The move would put the world's most powerful central bank in the hands of a key architect of its unprecedented stimulus program and the first female leader in its 100-year history.

Obama will announce the nomination at 3:10 p.m. ET Wednesday. Yellen, 67, would succeed Ben S. Bernanke, whose term expires on Jan. 31.

Yellen, vice chairman of the Fed since 2010, became the president's choice after former Treasury Secretary and White House economic adviser Lawrence Summers withdrew from consideration amid mounting opposition.

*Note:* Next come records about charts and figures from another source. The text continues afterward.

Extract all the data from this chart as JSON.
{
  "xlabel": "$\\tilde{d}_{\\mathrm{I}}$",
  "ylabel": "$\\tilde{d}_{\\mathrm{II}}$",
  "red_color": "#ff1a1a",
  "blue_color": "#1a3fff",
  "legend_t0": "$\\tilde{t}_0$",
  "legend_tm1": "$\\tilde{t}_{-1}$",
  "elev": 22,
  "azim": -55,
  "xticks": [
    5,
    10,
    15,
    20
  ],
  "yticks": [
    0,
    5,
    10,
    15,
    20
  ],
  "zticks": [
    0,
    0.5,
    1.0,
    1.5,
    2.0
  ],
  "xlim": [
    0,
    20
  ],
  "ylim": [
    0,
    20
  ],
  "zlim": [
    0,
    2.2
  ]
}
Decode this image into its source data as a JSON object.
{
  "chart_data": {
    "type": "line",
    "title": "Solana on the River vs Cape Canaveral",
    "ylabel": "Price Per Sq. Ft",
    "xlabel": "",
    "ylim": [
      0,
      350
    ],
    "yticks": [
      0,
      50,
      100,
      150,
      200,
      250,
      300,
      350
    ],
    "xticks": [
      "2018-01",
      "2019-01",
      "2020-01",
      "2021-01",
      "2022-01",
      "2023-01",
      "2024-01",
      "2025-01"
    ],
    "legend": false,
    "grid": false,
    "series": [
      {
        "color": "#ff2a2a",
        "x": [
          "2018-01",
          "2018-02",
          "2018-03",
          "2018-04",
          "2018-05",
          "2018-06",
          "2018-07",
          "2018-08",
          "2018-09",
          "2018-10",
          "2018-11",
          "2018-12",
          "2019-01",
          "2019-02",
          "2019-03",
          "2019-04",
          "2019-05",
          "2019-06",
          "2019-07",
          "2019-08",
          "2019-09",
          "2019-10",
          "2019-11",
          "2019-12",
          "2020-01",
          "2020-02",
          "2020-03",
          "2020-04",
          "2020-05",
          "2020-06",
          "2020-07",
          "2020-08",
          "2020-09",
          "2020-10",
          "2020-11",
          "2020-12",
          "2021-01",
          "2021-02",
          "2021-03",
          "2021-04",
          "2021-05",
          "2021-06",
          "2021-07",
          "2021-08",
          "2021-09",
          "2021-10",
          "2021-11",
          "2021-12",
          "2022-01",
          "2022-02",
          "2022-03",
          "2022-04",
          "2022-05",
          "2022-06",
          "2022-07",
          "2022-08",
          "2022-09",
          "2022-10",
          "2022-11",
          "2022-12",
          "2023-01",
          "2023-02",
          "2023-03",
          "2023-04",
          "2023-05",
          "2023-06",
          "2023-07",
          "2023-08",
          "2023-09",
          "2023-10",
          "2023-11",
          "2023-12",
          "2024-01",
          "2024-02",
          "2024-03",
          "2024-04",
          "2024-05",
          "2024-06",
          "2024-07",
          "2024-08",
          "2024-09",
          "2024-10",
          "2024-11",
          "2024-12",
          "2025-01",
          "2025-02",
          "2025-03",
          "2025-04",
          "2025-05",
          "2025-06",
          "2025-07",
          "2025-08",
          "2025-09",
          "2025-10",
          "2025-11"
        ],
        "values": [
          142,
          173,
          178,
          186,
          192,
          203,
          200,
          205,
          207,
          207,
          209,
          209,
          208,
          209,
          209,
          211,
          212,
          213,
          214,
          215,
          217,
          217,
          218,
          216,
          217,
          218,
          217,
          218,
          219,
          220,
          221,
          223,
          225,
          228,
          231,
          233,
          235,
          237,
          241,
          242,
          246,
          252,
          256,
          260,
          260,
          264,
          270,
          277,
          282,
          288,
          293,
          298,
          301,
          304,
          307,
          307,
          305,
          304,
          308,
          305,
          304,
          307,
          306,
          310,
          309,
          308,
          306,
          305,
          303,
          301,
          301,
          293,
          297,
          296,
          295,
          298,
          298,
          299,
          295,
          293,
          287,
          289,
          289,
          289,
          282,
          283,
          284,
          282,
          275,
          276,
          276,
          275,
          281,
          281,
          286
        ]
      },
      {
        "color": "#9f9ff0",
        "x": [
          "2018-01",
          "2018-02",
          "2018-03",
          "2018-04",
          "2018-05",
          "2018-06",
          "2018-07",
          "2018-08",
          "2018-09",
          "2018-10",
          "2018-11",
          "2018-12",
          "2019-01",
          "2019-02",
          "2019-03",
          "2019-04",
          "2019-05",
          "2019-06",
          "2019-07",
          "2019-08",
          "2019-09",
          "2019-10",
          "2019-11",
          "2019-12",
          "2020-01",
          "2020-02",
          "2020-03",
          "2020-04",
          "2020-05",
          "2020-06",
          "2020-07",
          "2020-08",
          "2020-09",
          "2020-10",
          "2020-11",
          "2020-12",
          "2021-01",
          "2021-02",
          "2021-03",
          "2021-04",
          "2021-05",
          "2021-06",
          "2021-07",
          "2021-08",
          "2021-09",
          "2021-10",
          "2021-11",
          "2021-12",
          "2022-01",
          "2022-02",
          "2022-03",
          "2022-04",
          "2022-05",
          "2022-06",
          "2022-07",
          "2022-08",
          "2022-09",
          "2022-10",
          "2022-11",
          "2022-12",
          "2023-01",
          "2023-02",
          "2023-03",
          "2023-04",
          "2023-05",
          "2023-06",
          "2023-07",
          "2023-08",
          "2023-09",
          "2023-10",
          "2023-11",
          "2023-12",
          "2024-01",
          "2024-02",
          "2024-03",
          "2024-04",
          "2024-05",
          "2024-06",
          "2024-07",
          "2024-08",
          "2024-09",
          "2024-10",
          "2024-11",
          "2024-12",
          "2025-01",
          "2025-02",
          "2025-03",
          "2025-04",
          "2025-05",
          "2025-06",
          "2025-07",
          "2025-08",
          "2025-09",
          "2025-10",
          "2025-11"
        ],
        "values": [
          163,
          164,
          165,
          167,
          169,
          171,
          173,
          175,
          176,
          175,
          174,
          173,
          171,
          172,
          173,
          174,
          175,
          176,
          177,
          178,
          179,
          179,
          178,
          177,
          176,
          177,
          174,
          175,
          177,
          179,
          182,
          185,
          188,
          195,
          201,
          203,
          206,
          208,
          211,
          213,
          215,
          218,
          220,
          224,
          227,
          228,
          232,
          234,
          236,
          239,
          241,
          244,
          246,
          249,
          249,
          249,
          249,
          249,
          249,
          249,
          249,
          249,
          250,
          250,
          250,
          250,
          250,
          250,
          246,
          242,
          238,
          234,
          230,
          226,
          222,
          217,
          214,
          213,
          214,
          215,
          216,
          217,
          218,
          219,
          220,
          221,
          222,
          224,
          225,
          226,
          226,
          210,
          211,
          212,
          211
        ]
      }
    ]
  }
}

There has been a plethora of bad news for stocks recently as negotiations over the debt ceiling and the budget have gone south in Congress, which has pressured stocks prices -- the S&P 500 is off 4.1% from its all-time high reached on Sept. 18.

This news may help stem the losses and lead to more long-term confidence as Yellen has been a strong supporter of easy monetary policy during the last several years of market turmoil. She supported the central bank's aggressive bond buying programs and was a significant factor in persuading officials to focus on new monetary targets such as inflation and unemployment goals.

Concerns, though, remain that she may support too loose a monetary policy.

"At this stage, Yellen is unquestionably the best candidate. But there is a slightly bigger risk that under her stewardship, the Fed will fail to tighten monetary policy in time once the recovery gathers momentum, eventually triggering an unwanted surge in inflation," Capital Economics wrote in a note to clients on Wednesday.

The calming effect is that she has the experience, the know-how and won't make major changes to Fed policy in a time when there is new uncertainty about economic and fiscal uncertainty. Investors don't like uncertainty and this might help - at least in the near term while the market awaits third-quarter earnings and further Washington developments.